The word “gesture” has stayed in my head for weeks now. I hope to fulfill the wish of Bataille and work out an entry into a critical dictionary that examines the task of, and not merely the meaning of, “gesture.”[1] In its latest iteration in my thinking, it is tasked with suggesting the fate of printed books, magazines, chapbooks and journals. Earlier this week, Saraba Magazine released its first individual poetry chapbook, a suite of fourteen poems by co-publisher Dami Ajayi. In the press release, Dami Ajayi’s poems is said to have “notoriously stayed out of print” and in my preface to the chapbook I reflect on how poetry “is falling apart in my time” because the collection is self-published. Illa Amudi, Saraba’s graphic designer, came up with the idea that the chapbook can be “read on all PDF-compatible devices or printed for keep.” Pearl Osibu, in her impassioned “not-a-review” of the chapbook ends with “I know what I will do. I will print this chapbook and keep under my pillow – my bible, my devotional.” This idea immediately becomes a counter-argument to the point that printed matter is becoming obsolete. Print books are emotional gestures. I want to keep thinking of strategies to offer that gesture in my role as co-publisher of Saraba Magazine. I propose that “printed matter” will become a counterpoint to the amorphous, fleeting Internet; I have to, like Triple Canopy, offer strategies that slow it down.

II

While watching the second installment of Musée de la Danse: Three Collective Gestures, I made notes about contemporary dance.
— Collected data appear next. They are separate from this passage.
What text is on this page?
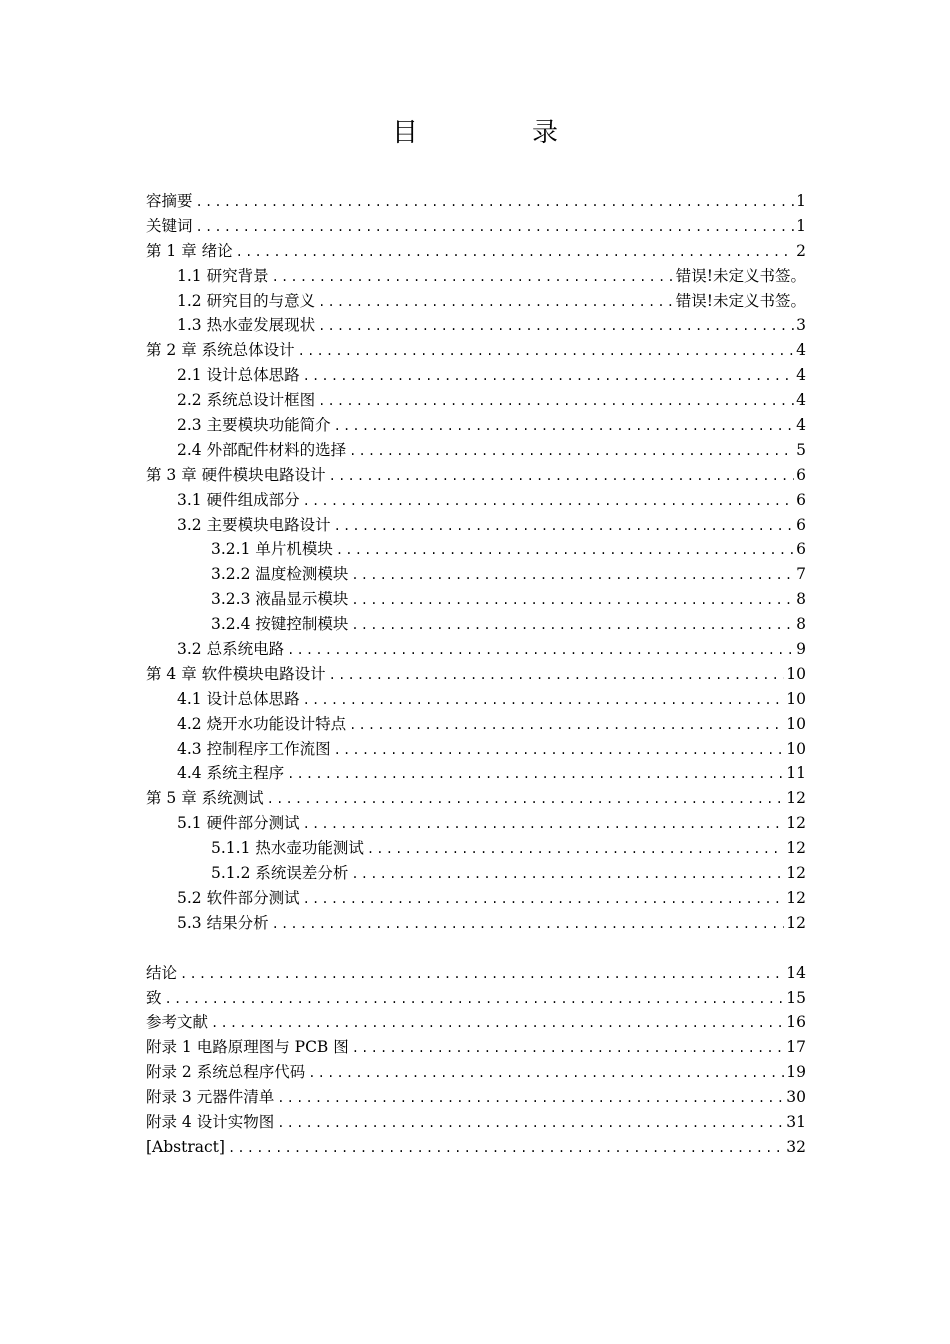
目　录
容摘要 .....	1
关键词 .....	1
第 1 章 绪论 .....	2
1.1 研究背景 .....	错误!未定义书签。
1.2 研究目的与意义 .....	错误!未定义书签。
1.3 热水壶发展现状 .....	3
第 2 章 系统总体设计 .....	4
2.1 设计总体思路 .....	4
2.2 系统总设计框图 .....	4
2.3 主要模块功能简介 .....	4
2.4 外部配件材料的选择 .....	5
第 3 章 硬件模块电路设计 .....	6
3.1 硬件组成部分 .....	6
3.2 主要模块电路设计 .....	6
3.2.1 单片机模块 .....	6
3.2.2 温度检测模块 .....	7
3.2.3 液晶显示模块 .....	8
3.2.4 按键控制模块 .....	8
3.2 总系统电路 .....	9
第 4 章 软件模块电路设计 .....	10
4.1 设计总体思路 .....	10
4.2 烧开水功能设计特点 .....	10
4.3 控制程序工作流图 .....	10
4.4 系统主程序 .....	11
第 5 章 系统测试 .....	12
5.1 硬件部分测试 .....	12
5.1.1 热水壶功能测试 .....	12
5.1.2 系统误差分析 .....	12
5.2 软件部分测试 .....	12
5.3 结果分析 .....	12
结论 .....	14
致 .....	15
参考文献 .....	16
附录 1 电路原理图与 PCB 图 .....	17
附录 2 系统总程序代码 .....	19
附录 3 元器件清单 .....	30
附录 4 设计实物图 .....	31
[Abstract] .....	32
My involvement with criticism began with an attempt to write about contemporary dance, at a workshop where Qudus Onikeku was one of the facilitators. This was in November 2009. Mr Onikeku was part of 24 dancers that performed “Levée des Conflits Extended” (“Suspension of Conflicts Extended”) by the French choreographer Boris Charmatz. “The concept at the core of “Levée” is mathematical. The dance consists of a sequence of 25 simple and repetitive movements, but there are only 24 dancers. So when each of the dancers is executing one of the movements, something is left out,” reports Brian Seibert. While attempting to figure out what was unfolding in front of me, I came up with the idea that contemporary dance was the most successful invective against spectacularization. It is a troubling display of moving bodies, in a place that is better termed a “space” than a “stage.” And to use Sherman Fleming’s words, this sort of contemporary dance is a “noncommodifiable energy,” the kind that tasks you to see and not necessarily to understand. It’s like the “object theatre” in American performance art of the 1970s, or the performance pieces of Jelili Atiku: everyday mundane items become something other than themselves, yet their resulting substance is hard to define. But the bodies on display, like the mundane items, emerge as souvenirs attached to memory. We will not forget what we do not understand.

 

Endnote[2]


[1] An introduction to Bataille’s critical dictionary is here
[2] “Thought Scores” are numbered on-the-go-ideas originating from ongoing research, readings, conversations, weblinks, controversies, etc. I am drawn to. I’ve never succeeded in keeping my word about “series” and side-projects – for instance “Afropicking”, Weekly Round Ups” – but “Thought Scores” will be an easier promise to keep as I hope that the items will be as though I’m performing thoughts on the go.